The tall body, the relatively small head, and the twisted stance suggest the influence of Lyssipus, but the soft modeling of the flesh is more like Praxiteles’ manner, and the composition as a whole is likely patterned on one of his Aphrodite types. The drapery is not eminently successful. It is rather heavily managed and somewhat artificial, and not well integrated with the figure, having no support except the expedient of the raised knee. (The lost right arm seems to have extended across the body, not holding the garment). Its primary purpose is to set off the smooth flesh by contrast and to provide a sharp division of the statue into equal halves (Schoder, Masterpieces of Greek Art, #68).

Not all appreciate it, of course. The French Impressionist painter Pierre-Auguste Renoir - who knew a thing or two about art - said it reminded him of some big gendarme. It is, indeed, over life-size. However, it looks like no policeman, or police woman, I have ever seen.
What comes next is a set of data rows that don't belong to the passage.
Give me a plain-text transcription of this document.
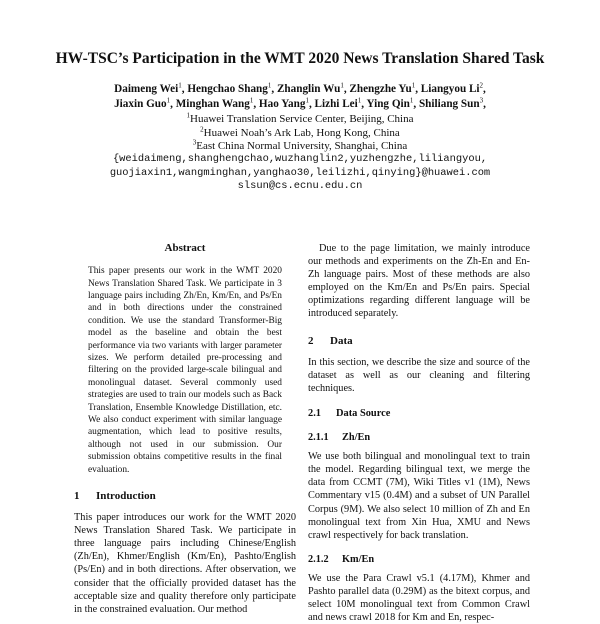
HW-TSC’s Participation in the WMT 2020 News Translation Shared Task
Daimeng Wei$^1$, Hengchao Shang$^1$, Zhanglin Wu$^1$, Zhengzhe Yu$^1$, Liangyou Li$^2$,
Jiaxin Guo$^1$, Minghan Wang$^1$, Hao Yang$^1$, Lizhi Lei$^1$, Ying Qin$^1$, Shiliang Sun$^3$,
$^1$Huawei Translation Service Center, Beijing, China
$^2$Huawei Noah’s Ark Lab, Hong Kong, China
$^3$East China Normal University, Shanghai, China
{weidaimeng,shanghengchao,wuzhanglin2,yuzhengzhe,liliangyou,
guojiaxin1,wangminghan,yanghao30,leilizhi,qinying}@huawei.com
slsun@cs.ecnu.edu.cn
Abstract

This paper presents our work in the WMT 2020 News Translation Shared Task. We participate in 3 language pairs including Zh/En, Km/En, and Ps/En and in both directions under the constrained condition. We use the standard Transformer-Big model as the baseline and obtain the best performance via two variants with larger parameter sizes. We perform detailed pre-processing and filtering on the provided large-scale bilingual and monolingual dataset. Several commonly used strategies are used to train our models such as Back Translation, Ensemble Knowledge Distillation, etc. We also conduct experiment with similar language augmentation, which lead to positive results, although not used in our submission. Our submission obtains competitive results in the final evaluation.

1 Introduction

This paper introduces our work for the WMT 2020 News Translation Shared Task. We participate in three language pairs including Chinese/English (Zh/En), Khmer/English (Km/En), Pashto/English (Ps/En) and in both directions. After observation, we consider that the officially provided dataset has the acceptable size and quality therefore only participate in the constrained evaluation. Our method

Due to the page limitation, we mainly introduce our methods and experiments on the Zh-En and En-Zh language pairs. Most of these methods are also employed on the Km/En and Ps/En pairs. Special optimizations regarding different language will be introduced separately.

2 Data

In this section, we describe the size and source of the dataset as well as our cleaning and filtering techniques.

2.1 Data Source
2.1.1 Zh/En

We use both bilingual and monolingual text to train the model. Regarding bilingual text, we merge the data from CCMT (7M), Wiki Titles v1 (1M), News Commentary v15 (0.4M) and a subset of UN Parallel Corpus (9M). We also select 10 million of Zh and En monolingual text from Xin Hua, XMU and News crawl respectively for back translation.

2.1.2 Km/En

We use the Para Crawl v5.1 (4.17M), Khmer and Pashto parallel data (0.29M) as the bitext corpus, and select 10M monolingual text from Common Crawl and news crawl 2018 for Km and En, respec-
Schoder's point above concerning the distinction between esthetic contemplation and sensual appeal is an important one. I am not sure I can agree, however, that the overall effect of the work is based on the sort of sublimation where aesthetics takes priority over sensuality. From the Ludovisi Throne on, it seems, Greek artists have been able to represent the sensuality of the female body. That they have done so in ways that evoke more than mere sensuality, in ways that we might call aesthetic, does not, in any way I can understand, mean that sensuality is, or must be, somehow less important than the more intellectual - refined - aesthetic qualities. It all depends on the way we come to the work, how we see it, what we see it as, what sort of relationships we find, and that sort of thing. Admittedly, if I see the piece mostly as an attractive woman whose garment is about to fall to around her ankles, anticipating the event and, perhaps getting to know her better as a sexual fantasy, I will be responding more to her sensuous qualities than her aesthetic appeal. She is, after all, certainly about sexuality and sexual appeal, and about the body generally, specifically the body - the female body - as exposed to view. These are not, I think, topics that must be sublimated to aesthetics. (Nor, of course, need aesthetics be sublimated to them.)